Helga with a piece of laundry to be made into a Cyprus cat

But does joy necessarily need that childish component, though?

“I think joy is always a bit childish… People jump from joy, it’s a very childish reaction! I think the beauty of joy – when it’s pure joy – is that we can’t control it.

“With anger and sadness, as adults we’ve learned to suppress them,” points out Helga, “whereas joy is still okay to have. It’s still okay to be joyful… And I think this is what needs to be – just, celebrated. And this is what I’m trying to do with my work: celebrate joy.”

That’s why calling it ‘cute’ is inadequate, and misses the mark. There’s a lot of darkness in the world, and Helga – who has both Russian and Ukrainian roots, and recently made a laundry-dove called ‘Peace’ with proceeds going to a Ukrainian charity – is aware of that. But that’s why what she does is important: because looking at the world anew, and with humour, can help quell the sadness.

“You can train yourself to see the beauty of the little things,” is how she puts it.

“And it’s not about some fake positivity. It’s about acknowledging that very often, when we chase the big things or big happiness – you know, this idea of ‘happiness’, what do we need to be happy, how many things do we need, what job must we have to be happy…”

She shakes her head: “To me, it’s all about the little things. Happiness is in doing laundry mindfully… It’s in walking around and seeing little faces. Just in noticing – yeah, all the little things”.
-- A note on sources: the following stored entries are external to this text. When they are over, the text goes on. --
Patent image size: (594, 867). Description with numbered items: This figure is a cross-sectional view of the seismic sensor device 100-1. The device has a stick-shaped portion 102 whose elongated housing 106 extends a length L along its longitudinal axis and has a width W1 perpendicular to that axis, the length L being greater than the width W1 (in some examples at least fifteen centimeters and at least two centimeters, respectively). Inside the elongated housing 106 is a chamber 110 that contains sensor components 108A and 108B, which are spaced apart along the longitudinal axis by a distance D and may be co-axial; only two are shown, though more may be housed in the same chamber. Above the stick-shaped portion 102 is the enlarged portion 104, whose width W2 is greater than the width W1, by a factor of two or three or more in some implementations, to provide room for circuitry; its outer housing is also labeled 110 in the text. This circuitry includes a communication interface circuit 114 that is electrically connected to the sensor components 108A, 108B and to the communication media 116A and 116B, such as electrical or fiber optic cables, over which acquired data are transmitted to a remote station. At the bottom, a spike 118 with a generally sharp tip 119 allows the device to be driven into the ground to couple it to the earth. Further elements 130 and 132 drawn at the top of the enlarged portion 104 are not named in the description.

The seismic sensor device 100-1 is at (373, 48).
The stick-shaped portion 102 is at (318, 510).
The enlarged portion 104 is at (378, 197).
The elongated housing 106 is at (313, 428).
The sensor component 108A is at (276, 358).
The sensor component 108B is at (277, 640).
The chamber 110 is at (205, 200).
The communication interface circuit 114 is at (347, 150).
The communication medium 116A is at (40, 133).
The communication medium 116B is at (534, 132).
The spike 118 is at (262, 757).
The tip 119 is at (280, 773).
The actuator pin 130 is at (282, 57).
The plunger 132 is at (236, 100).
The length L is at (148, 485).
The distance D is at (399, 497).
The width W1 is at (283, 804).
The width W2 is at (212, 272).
She herself still notices, staring at things ‘longer than socially acceptable’. That’s how most of her artworks kick off, even now – organically, as when she was cutting up lettuce for salad and noticed that it looked like a puppy. “I said to my husband: ‘Look, it’s a dog!’,” she recalls – but he couldn’t see it (he works in medical research, and isn’t really much for flights of fancy), so she determined to make him see it.
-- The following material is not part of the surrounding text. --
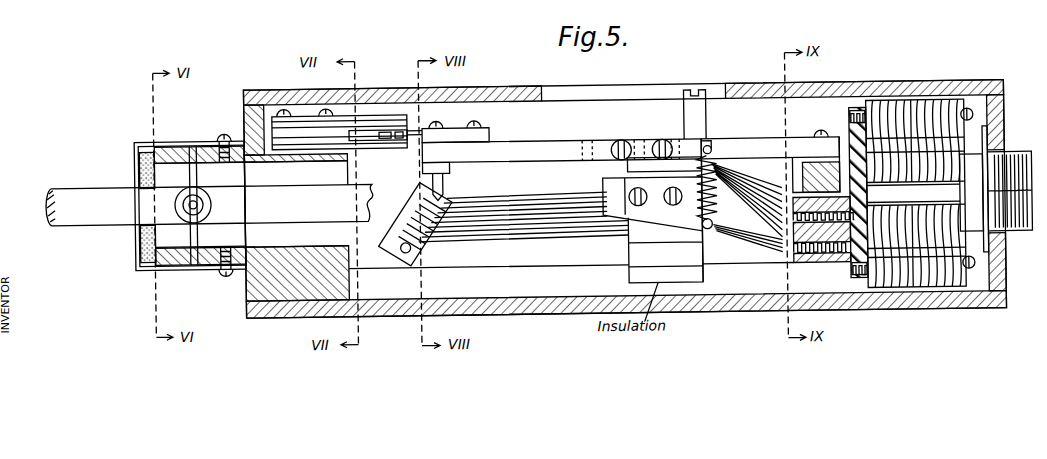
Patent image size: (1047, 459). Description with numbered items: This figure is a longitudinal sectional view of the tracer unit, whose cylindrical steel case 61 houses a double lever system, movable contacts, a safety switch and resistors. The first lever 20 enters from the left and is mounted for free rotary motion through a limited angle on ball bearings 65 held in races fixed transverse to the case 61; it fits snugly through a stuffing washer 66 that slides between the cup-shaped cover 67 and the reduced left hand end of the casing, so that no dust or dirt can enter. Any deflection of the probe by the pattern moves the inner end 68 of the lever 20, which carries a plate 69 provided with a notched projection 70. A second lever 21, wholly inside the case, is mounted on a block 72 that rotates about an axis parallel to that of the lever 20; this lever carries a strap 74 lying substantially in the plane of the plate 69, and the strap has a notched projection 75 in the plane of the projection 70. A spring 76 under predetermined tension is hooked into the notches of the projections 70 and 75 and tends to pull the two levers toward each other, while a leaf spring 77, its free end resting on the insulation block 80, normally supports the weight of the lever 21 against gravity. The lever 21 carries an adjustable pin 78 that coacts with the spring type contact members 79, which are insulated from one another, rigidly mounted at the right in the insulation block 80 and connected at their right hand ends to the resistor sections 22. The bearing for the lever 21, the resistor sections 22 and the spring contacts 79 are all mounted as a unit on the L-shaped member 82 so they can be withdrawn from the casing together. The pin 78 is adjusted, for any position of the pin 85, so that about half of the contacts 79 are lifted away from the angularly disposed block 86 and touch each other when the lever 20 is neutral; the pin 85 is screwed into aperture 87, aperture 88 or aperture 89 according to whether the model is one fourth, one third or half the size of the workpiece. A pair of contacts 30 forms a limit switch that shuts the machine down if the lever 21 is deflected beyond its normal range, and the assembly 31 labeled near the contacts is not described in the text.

Could AI also do what she does? Probably – but it doesn’t have the humour, and it wouldn’t be the same anyway. What stirs people’s souls is the vision, the sense of a human being sharing her way of looking at the world. A cow on a clothesline is funny; the fact that someone saw that cow – that, indeed, it was always there to see – is inspiring.

A cow on a clothesline – or an elephant, a zebra, a camel. A windmill in Mykonos tweaked into a goofy-looking seagull. Houses magicked into faces, a piece of cake turned into a terrier. Two balls of wool posed to resemble a loving couple, ‘her’ head resting on ‘his’ shoulder. Not so much an escape from the world – that’s not the point – as a re-imagining, the secret thrill of finding magic in the everyday, the joy of playing pretend and asking ‘what if’. The joy of little things.